苦は傷となるのではなく穴となる
「命令形はやめろ!」という命令形を思いついた。『置かれた場所で咲きなさい』を書いた渡辺和子にこの数日強く影響を受けている。千代田線の明治神宮前で乗り換え、直通列車で副都心線から東急東横線を一本で横浜方面に着く。電車内でひたすらその本を読んでいた。普段はスマホを触り続けて時間を潰していたが、改めて読書は良いと思った。一度ハマってしまえば一時間なんてあっという間に過ぎる。
なぜか神奈川県民との相性が抜群に良い。俺はなぜ神奈川県に住まないのかと思うほど。静岡でも千葉でも友達がまったくできない人生だったのに神奈川県には友達と呼びたい友達が何人もいる。もちろん数ではないのはわかっているが、県民性というのはあるんじゃないかと思ってしまう。環境が人をつくると言うようにその地域の風土が人も作っているんじゃないのかなと。もしかしたら県民性があるというのは当たり前のことなのだろうか。元々そういうのは信じないタイプだったのが。
話がそれた。俺は読書感想文を書きたかったのだ。『置かれた場所で咲きなさい』はそのタイトルからなぜか敬遠していた。実際に手にとって読み始めると文体は読みやすいし、シスターである渡辺和子の人生から垣間見える濃縮されたエピソードが数々と書かれている。迷子になっていた心を元の場所に戻してくれるような、それでいて強引でない。気付いたら原点に立ち返っている。本を閉じたらいつもの日常に戻ってしまうのだが、ページをめくると忘れかけていた隣人を愛するということがどれだけ日々から根こそぎ奪われてしまっているのかがわかる。
渡辺和子はうつ病と膠原病を経験している。六十代のときに膠原病になり、薬の副作用のために骨粗鬆症になる。今まで三度骨折を経験し、身長が十四センチも縮んだ。でもそれを「せいで」にはしない。薬のせいで、病気のせいで。そういう言い方をせず、「おかげさま」という言葉を使う。
渡辺和子の母の言葉も凄まじい。度肝を抜かれた。
「人の大きさは、その人の心を乱すものの大きさでしかない」はヤバい。最初読んだときに「エグい!エグすぎる!」と思った。文中にも引用されている暁烏敏が六十歳の時に詠んだといわれる歌の通りだと思った。「十億の人に十億の母あらむも わが母にまさる母ありなむや」。どんなに短い期間しか過ごせなくても、たとえ母の記憶がなくても、自分の母親が一番なのだ。「自分を産み落としたこと」が、もうすでに愛であってしまっている。どんな毒々しい親であろうと、悔しいが死ぬまで母は母なのだ。決して「生んでくれと言った覚えなどない」などと口にしてはならない。それは母に対する否定のようで、自分が存在することへの否定にもなってしまう。そんなのつらすぎる。

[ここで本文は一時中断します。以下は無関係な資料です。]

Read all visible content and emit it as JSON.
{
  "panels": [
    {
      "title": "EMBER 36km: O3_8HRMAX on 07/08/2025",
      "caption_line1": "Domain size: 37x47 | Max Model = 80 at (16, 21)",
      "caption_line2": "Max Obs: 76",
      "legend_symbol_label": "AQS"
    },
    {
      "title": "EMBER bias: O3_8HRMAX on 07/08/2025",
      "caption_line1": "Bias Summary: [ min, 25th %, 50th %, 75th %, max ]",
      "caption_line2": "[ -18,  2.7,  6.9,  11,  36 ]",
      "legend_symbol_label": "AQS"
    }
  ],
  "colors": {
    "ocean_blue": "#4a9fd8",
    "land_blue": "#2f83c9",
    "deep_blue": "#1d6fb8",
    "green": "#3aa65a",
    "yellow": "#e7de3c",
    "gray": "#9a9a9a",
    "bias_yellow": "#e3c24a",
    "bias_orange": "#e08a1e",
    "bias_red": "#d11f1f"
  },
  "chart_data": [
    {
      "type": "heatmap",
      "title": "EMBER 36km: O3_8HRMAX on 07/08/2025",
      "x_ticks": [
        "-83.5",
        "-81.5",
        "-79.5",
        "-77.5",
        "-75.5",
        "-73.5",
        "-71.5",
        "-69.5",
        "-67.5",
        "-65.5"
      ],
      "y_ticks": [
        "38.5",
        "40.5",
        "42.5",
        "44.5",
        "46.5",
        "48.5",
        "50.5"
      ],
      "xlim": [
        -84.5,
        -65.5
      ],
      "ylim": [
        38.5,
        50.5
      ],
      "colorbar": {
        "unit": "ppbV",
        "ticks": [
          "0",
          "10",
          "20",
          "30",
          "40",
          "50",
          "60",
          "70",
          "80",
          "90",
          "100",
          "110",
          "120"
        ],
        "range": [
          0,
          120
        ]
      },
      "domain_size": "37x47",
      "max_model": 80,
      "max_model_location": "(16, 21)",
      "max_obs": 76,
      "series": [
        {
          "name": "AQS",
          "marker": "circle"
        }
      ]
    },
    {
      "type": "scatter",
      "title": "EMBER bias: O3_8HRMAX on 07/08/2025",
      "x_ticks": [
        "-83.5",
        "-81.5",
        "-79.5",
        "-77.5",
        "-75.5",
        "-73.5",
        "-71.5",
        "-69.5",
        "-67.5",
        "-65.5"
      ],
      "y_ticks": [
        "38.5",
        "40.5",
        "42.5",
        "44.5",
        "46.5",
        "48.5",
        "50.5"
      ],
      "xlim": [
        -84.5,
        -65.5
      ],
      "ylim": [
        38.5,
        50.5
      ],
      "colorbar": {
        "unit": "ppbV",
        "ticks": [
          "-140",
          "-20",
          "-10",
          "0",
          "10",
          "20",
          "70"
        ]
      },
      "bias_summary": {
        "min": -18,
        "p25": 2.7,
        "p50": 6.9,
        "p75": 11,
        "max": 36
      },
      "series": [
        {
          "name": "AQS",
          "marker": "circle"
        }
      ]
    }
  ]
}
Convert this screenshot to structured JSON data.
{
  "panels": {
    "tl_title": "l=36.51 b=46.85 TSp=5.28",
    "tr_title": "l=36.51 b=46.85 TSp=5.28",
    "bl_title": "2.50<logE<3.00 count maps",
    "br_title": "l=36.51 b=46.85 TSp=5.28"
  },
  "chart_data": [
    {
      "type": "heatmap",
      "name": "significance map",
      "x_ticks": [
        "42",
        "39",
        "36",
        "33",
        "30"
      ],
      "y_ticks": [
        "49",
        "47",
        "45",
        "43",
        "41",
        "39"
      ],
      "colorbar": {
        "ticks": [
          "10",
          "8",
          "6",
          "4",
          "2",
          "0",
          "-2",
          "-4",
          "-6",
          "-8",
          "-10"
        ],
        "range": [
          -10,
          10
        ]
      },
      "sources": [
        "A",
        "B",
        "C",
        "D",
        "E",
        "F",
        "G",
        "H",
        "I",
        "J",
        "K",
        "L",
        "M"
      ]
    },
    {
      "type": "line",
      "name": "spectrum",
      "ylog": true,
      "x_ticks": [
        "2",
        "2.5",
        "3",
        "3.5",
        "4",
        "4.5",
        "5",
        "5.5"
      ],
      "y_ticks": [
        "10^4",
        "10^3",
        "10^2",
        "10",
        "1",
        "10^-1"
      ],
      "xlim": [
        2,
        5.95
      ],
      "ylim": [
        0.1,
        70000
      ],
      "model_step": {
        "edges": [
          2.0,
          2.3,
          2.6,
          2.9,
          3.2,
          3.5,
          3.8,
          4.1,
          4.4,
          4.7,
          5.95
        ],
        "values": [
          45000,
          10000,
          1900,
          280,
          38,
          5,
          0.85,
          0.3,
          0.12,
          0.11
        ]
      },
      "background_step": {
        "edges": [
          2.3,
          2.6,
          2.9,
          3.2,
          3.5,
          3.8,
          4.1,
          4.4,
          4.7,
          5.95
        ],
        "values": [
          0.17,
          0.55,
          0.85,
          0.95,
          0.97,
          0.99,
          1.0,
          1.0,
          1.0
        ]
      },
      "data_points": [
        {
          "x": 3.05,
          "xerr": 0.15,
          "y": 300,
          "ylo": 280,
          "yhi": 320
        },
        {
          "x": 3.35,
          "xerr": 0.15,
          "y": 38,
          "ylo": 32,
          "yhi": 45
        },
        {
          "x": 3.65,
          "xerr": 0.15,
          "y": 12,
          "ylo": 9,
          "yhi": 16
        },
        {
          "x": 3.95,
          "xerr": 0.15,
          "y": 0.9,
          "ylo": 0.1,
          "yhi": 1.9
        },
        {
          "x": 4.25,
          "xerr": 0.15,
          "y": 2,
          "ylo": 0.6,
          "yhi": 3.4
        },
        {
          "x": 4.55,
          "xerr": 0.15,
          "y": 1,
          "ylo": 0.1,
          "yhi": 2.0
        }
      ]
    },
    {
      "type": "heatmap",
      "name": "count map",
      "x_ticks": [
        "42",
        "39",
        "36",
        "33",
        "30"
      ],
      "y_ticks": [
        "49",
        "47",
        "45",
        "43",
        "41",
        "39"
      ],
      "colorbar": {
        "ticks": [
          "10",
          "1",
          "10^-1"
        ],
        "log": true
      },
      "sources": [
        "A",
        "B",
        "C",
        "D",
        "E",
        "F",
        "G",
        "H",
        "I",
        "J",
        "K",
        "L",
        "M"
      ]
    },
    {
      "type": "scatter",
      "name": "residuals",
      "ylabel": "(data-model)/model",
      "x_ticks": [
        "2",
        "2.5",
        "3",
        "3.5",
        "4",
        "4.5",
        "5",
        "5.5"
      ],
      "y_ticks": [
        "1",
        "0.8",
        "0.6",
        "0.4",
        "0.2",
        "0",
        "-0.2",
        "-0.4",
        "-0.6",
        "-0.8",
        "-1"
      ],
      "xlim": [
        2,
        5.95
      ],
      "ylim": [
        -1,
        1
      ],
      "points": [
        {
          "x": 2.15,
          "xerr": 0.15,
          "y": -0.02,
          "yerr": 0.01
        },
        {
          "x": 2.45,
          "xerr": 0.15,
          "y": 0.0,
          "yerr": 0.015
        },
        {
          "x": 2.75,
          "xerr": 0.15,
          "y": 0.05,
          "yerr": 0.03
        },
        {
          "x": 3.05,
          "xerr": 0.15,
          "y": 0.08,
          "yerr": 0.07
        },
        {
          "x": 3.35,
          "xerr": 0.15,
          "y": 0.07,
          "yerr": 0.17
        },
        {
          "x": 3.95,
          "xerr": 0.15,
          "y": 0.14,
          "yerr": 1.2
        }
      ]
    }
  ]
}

数あるエピソードのなかでも現時点で心に浸透しているのが著者がマザー・テレサの通訳として同行した際の話だ。
「日々遭遇する小さな苦しみを笑顔で受けとめ、祈りの花束にして神に捧げたい」。以前ブログに書いた「フラッシュバックする記憶は、成仏したがってるから現れる」という言葉が先日思わぬ形で広まり、二日間くらいちょっとドキドキしたことがあったのだが、コメントのなかには「どうしたら成仏してくれるのか」、「そんなわけないだろ」との書き込みがあり、俺自身も現在進行系で苦悩している問題だから、なけなしの思考回路で考えていた。この上記の文を読んだとき、これかもしれないと思った。
へんな言葉が頭のなかに浮かぶことがある。それはディスりとか批判とか言われるような言葉。頭のなかで「いかんいかん!」となってもみ消そうとするが、それを思ってしまった自分自身に罪悪感があるときがある。切ないことに実際に言葉にしなくても、表情や全身から溢れ出るオーラで発出されてしまう。伝わってしまう。そんなような気がする。だから言葉に気をつけるだけでなく思考している言葉にも気をつけたい。でも難しい。銃を暴発させてしまえば、甚大な被害を及ぼし、その加害は丸々自分に返ってくる。ではこの苦悩と闘い、飲み込んだらどうか。それがいわゆる徳っていうやつなのではないのか。この苦悩。ここにあるだけでは自分を蝕むつらいものだ。だが考え方を変えて、この苦しみを祈りの花束にして神に捧げたら。小さな苦しみがもっと小さな苦しみになるかもしれない。この葛藤が人をより”大きく”させるのかもしれない。苦は傷となるのではなく穴となるのではないか。